Like you, I have ADHD. Like you, I was misdiagnosed with something ( bipolar
disorder, at 16yo ). Like you, I've wondered if my idiosyncrasies are
attributed to Aspergers.

In the past, I got caught up with these things. I know a few things: a) I have
a classic case of ADHD, b) my ADHD meds appear to stabilize my moods, as I was
always a cranky and generally bitter person to be around before I took meds.
When I take days off of meds now, that part of me re-emerges. Perhaps the
medication makes me calmer and more willing to listen to what other people
have to say.

If there's one line of advice I have to give, it's that everything is on a
spectrum. I once heard a story about a delusional schizophrenic.

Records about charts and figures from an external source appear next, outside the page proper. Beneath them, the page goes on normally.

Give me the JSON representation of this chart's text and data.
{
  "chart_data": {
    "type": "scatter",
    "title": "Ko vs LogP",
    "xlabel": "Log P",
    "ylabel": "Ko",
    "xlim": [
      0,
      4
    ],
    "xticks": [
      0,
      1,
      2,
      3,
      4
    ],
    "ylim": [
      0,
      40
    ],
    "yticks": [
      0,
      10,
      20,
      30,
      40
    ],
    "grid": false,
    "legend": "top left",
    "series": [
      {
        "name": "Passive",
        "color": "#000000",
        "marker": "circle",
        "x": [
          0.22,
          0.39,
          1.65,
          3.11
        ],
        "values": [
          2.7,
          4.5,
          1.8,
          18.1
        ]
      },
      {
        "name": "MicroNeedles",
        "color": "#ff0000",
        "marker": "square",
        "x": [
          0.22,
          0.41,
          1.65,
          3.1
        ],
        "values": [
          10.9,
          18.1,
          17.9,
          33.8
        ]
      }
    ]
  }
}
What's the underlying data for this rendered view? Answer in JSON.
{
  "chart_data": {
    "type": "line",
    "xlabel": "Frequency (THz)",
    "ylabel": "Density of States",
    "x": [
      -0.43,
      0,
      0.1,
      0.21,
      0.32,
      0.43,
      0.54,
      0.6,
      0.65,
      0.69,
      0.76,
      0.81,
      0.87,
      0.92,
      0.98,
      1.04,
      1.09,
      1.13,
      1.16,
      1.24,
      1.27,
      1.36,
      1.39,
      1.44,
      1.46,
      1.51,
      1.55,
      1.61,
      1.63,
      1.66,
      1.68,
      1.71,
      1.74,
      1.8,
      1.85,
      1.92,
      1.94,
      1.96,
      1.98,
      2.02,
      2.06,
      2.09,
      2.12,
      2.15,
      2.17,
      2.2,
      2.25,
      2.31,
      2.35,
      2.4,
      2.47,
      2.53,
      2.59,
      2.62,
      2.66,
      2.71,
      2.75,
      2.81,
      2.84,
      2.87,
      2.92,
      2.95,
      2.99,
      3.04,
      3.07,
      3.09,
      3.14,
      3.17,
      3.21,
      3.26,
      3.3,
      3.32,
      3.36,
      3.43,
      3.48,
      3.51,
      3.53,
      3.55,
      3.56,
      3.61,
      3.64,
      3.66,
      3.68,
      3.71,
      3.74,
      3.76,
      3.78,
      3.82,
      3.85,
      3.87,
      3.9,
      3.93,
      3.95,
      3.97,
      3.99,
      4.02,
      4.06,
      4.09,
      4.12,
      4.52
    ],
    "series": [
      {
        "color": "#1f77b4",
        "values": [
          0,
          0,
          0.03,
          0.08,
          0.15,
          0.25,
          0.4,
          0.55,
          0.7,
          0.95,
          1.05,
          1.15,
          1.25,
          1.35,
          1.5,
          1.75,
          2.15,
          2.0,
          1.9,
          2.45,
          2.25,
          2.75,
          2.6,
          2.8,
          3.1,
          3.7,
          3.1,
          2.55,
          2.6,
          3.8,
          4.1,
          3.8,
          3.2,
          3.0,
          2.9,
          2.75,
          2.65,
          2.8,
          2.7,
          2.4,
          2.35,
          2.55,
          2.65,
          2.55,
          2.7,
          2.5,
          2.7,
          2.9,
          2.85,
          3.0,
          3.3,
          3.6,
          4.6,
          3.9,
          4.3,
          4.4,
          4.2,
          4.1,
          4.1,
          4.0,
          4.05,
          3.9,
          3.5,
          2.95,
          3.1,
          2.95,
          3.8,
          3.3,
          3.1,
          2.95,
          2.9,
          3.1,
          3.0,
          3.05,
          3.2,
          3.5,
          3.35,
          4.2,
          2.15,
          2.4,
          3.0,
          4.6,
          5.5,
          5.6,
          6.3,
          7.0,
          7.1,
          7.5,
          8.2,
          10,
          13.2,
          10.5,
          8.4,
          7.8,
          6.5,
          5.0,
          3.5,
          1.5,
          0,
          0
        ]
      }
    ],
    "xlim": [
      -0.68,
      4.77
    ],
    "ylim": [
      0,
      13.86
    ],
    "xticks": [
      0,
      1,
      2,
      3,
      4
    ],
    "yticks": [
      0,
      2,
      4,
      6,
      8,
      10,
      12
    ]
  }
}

A man was
standing on the atrium in the psych wards. As each person walked by, he said
something along the lines of, "Greetings, ladies and gentlemen! Will you be
returning for the show this afternoon? CNN, ABC, CBS, all the broadcasters
will be here! Don't forget! At 3 o'clock I give a speech! All the world will
be watching!"

I would never advise against seeing an expert if you really have problems. But
never forget that everything is on a scale and difficult to measure. There are
those who are normal, there are those who are perfect, and there are those
with terrible afflictions. Most of us fit somewhere in between ;).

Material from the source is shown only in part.